La Fondation Attijariwafa bank s’intéresse aux spécificités de la culture juive marocaine

La Fondation Attijariwafa bank clôture l’année 2020 avec la thématique « à la redécouverte de la culture juive marocaine » dans le cadre de son cycle de conférences « Échanger pour mieux comprendre ».

 

 

Plusieurs personnalités ont pris part à ce voyage historique, culturel et artistique notamment Françoise Atlan, Chanteuse lyrique, spécialisée dans l’interprétation des anciennes musiques traditionnelles arabo-andalouses ; Joseph Yossi Chetrit, Professeur émérite de l’Université de Haïfa, chercheur spécialiste dans l’étude des langues juives et de la culture juive en Afrique du Nord et Ahmed Harrouz, artiste peintre et chercheur, coordinateur de l’association Essaouira Mogador.

Le professeur Chetrit a procédé à un rappel de faits historiques, démontrant que la culture musulmane et juive sont indissociables, depuis le VIe siècle. « Les Juifs d’Espagne qui subissaient la persécution des Wisigoths effectuaient des va-et-vient permanents entre la Péninsule Ibérique et le Maroc pour s’y réfugier ; par la suite, la conquête de l’Andalousie par les Musulmans aura lieu en 711 avec l’aide active des Juifs d’Espagne afin que ces derniers puissent bénéficier de leur protection.

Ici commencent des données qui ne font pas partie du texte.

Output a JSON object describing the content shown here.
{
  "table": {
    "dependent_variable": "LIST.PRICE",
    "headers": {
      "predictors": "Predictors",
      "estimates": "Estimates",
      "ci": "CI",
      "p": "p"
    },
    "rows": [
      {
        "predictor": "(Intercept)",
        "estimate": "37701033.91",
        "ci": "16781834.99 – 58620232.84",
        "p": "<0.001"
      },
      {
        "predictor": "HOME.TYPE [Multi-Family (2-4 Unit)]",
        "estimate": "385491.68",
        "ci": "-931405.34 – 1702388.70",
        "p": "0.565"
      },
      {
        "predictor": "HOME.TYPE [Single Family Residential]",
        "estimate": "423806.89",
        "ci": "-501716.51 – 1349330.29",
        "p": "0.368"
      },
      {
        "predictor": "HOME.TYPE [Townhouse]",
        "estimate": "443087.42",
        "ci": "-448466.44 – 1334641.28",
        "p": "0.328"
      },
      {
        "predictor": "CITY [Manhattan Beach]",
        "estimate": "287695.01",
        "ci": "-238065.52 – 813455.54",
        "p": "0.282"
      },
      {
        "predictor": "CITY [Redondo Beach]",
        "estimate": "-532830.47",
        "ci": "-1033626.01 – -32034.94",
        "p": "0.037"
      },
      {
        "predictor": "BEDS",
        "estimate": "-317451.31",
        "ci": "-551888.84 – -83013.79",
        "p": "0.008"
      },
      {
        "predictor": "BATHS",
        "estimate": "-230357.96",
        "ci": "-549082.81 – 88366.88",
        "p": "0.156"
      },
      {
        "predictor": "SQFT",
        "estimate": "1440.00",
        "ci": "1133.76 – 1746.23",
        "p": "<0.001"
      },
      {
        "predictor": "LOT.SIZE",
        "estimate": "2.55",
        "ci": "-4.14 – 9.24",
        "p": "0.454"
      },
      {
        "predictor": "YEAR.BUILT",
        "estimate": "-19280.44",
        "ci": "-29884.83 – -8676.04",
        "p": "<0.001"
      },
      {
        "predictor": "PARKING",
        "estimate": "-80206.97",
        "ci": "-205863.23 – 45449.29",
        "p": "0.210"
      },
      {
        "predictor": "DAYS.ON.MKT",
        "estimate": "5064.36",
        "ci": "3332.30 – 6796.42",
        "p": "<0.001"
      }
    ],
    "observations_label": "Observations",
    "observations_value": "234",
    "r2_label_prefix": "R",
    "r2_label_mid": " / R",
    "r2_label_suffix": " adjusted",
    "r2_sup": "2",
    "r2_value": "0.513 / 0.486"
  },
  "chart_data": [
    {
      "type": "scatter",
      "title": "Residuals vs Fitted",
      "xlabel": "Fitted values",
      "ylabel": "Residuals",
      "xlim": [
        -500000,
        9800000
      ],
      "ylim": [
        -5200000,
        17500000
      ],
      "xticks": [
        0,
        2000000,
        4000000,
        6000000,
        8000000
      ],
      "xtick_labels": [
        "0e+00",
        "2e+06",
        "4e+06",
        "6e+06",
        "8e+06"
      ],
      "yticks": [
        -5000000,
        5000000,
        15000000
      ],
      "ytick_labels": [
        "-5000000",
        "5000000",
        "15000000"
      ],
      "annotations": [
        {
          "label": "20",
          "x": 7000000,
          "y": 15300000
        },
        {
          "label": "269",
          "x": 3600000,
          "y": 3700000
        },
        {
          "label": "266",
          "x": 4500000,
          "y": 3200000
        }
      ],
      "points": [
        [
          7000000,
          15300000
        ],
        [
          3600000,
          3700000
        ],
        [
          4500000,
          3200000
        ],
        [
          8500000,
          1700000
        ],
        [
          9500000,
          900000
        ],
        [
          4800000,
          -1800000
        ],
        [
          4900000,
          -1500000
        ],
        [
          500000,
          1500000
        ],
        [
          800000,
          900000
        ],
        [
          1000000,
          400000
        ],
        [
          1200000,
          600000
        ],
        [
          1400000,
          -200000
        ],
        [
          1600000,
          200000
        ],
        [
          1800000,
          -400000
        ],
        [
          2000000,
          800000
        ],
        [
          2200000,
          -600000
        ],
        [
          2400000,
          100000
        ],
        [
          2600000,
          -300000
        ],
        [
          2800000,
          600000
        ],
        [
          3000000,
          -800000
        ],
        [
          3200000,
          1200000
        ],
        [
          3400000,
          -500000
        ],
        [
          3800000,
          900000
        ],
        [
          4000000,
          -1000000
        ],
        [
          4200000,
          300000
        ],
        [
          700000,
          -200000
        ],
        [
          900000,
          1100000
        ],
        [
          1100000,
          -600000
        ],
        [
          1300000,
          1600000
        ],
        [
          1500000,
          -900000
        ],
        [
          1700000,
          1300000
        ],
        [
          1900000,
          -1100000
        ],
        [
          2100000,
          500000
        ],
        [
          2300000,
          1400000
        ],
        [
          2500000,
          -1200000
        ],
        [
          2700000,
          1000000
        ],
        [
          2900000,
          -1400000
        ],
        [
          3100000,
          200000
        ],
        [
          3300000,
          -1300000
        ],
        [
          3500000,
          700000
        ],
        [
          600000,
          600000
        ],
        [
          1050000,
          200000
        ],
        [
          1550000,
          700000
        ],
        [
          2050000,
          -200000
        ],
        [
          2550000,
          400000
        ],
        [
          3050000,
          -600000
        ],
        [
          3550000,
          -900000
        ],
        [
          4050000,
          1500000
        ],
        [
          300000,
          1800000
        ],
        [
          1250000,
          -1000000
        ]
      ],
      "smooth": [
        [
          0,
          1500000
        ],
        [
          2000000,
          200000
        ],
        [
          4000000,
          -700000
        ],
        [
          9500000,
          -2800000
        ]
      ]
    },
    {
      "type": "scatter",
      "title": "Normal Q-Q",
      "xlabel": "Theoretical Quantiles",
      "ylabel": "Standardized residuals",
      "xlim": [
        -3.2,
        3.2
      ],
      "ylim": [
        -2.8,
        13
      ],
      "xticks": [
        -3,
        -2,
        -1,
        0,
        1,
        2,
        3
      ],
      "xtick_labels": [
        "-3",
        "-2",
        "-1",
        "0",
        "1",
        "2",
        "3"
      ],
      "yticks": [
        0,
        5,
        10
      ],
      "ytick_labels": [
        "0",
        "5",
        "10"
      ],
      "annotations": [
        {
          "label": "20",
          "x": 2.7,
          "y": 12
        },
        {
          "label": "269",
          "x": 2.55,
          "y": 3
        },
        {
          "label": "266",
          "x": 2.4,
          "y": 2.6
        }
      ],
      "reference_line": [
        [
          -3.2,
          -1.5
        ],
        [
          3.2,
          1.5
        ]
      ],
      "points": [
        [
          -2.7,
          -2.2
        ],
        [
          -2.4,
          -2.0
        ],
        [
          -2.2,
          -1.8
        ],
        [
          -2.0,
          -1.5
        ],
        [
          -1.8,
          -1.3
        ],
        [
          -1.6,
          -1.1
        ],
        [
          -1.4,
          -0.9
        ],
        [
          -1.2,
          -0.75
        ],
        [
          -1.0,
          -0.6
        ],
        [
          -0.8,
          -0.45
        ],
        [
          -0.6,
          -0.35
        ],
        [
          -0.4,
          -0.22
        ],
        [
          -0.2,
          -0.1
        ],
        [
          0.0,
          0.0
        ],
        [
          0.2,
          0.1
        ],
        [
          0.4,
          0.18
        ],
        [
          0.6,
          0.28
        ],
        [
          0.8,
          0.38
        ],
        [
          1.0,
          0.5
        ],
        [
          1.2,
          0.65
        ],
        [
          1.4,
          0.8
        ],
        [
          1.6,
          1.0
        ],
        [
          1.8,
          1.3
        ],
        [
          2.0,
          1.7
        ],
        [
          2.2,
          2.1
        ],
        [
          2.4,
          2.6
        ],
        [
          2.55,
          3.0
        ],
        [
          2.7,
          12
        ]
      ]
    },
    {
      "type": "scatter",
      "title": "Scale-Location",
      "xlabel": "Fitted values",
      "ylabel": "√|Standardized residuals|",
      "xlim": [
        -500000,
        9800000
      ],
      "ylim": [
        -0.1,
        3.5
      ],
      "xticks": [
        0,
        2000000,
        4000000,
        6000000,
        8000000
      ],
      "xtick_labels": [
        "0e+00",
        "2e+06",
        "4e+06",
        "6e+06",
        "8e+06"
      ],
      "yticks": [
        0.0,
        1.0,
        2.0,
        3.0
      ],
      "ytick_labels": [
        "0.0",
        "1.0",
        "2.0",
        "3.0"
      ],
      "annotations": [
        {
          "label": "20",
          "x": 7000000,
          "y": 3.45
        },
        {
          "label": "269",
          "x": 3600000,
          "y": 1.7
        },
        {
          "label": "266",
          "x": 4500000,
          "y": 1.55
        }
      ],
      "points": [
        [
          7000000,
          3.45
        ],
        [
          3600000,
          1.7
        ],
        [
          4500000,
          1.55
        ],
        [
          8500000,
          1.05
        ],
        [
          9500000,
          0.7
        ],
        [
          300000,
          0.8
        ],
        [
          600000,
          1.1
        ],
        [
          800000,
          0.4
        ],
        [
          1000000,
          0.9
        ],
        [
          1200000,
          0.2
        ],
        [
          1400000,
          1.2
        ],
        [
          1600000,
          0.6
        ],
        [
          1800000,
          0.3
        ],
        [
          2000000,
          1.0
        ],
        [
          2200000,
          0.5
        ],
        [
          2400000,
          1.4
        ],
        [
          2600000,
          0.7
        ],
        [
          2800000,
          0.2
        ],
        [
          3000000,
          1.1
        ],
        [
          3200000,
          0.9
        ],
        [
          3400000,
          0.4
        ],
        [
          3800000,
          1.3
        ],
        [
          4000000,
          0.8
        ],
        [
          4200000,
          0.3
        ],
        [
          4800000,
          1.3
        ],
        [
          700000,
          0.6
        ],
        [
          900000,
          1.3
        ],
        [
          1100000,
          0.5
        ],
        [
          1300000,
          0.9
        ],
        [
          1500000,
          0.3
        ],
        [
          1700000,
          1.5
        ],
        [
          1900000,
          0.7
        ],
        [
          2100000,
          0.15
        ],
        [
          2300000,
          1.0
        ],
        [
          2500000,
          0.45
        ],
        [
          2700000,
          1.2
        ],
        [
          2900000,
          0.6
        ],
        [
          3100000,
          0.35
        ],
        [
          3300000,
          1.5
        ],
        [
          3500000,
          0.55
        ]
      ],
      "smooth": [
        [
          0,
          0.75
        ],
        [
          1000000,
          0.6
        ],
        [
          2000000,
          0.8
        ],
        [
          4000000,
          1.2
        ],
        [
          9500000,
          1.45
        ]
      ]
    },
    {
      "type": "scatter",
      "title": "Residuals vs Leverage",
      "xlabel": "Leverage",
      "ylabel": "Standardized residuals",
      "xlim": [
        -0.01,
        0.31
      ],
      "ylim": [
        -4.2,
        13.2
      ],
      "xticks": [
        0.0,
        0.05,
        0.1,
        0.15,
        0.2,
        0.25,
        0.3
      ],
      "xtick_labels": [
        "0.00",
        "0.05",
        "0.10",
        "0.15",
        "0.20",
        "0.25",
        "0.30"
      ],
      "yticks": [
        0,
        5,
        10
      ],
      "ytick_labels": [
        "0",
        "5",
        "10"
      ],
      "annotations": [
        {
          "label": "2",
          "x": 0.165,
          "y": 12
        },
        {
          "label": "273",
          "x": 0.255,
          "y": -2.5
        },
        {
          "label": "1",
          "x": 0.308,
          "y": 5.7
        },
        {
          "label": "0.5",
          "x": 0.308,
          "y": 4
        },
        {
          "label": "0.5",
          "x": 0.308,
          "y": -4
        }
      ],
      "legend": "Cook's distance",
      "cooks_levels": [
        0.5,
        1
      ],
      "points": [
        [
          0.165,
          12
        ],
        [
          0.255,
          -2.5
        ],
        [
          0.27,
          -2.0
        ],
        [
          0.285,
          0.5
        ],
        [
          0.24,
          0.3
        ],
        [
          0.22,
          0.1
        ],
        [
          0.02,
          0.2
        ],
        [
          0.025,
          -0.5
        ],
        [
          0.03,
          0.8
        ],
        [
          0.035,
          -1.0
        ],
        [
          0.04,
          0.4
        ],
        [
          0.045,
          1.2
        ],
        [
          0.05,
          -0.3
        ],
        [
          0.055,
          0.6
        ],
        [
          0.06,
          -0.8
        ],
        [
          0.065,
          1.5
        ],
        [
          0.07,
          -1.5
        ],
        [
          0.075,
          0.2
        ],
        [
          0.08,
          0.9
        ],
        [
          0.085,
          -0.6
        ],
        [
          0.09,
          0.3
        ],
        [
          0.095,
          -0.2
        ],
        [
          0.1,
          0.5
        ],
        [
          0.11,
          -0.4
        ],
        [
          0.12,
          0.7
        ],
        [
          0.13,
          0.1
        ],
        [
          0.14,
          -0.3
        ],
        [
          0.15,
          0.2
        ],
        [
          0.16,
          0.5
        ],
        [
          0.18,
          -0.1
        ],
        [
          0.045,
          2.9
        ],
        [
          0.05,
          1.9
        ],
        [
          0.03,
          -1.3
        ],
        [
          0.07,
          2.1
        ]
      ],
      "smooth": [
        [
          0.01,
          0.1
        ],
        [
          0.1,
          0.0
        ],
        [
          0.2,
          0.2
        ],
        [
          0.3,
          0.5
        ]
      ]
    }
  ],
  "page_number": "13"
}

Plus tard, les précurseurs de l’âge d’or espagnol seront issus, pour la plupart, du centre culturel juif de Fès. » Ce brassage culturel et intellectuel doublé d’une liberté de culte, cesseront entre 1140 à et 1269, durant le règne des Almohades ; avant d’être rétablis par les Mérinides.

Cette convivance apaisée trouve aussi son origine dans la complémentarité des rôles des deux communautés, sur les plans économique et social. « Alors que les Musulmans s’adonnaient à l’agriculture, la pêche et l’artisanat ; les Juifs étaient traditionnellement tournés vers le commerce, la joaillerie et les langues étrangères ».

Sur le plan artistique, Atlan a insisté sur les grandes similitudes entre les musiques judéo-andalouse et arabo-andalouse qui ont permis de faire jouer ensemble les musiciens les plus talentueux, issus des deux communautés.

Depuis une décennie, nous assistons à un regain d’intérêt témoignant de la volonté des jeunes générations de mieux connaître ce pan de la culture marocaine. Plusieurs documentaires et films cinématographiques initiés par la nouvelle vague de réalisateurs marocains explorent cette mémoire pour tenter de comprendre les raisons du départ des Juifs marocains et de mesurer le vide laissé dans leurs localités d’origine.

Enfin, Ahmed Harrouz a rappelé la genèse du projet Bayt Dakira dont l’inspirateur est André Azoulay, Président d’honneur de l’association Essaouira Mogador. Cette genèse a requis une profonde réflexion sur la portée de l’héritage culturel et artistique judéo-marocain. « Aujourd’hui, Bayt Dakira, est un lieu unique au sud de la Méditerranée, à la fois musée et centre de recherches historiques, culturelles et spirituelles.  Il témoigne du passé judéo-musulman d’Essaouira et de la destinée exceptionnelle des Juifs de Mogador dans le monde ainsi que de la richesse de leurs relations avec les populations musulmanes ».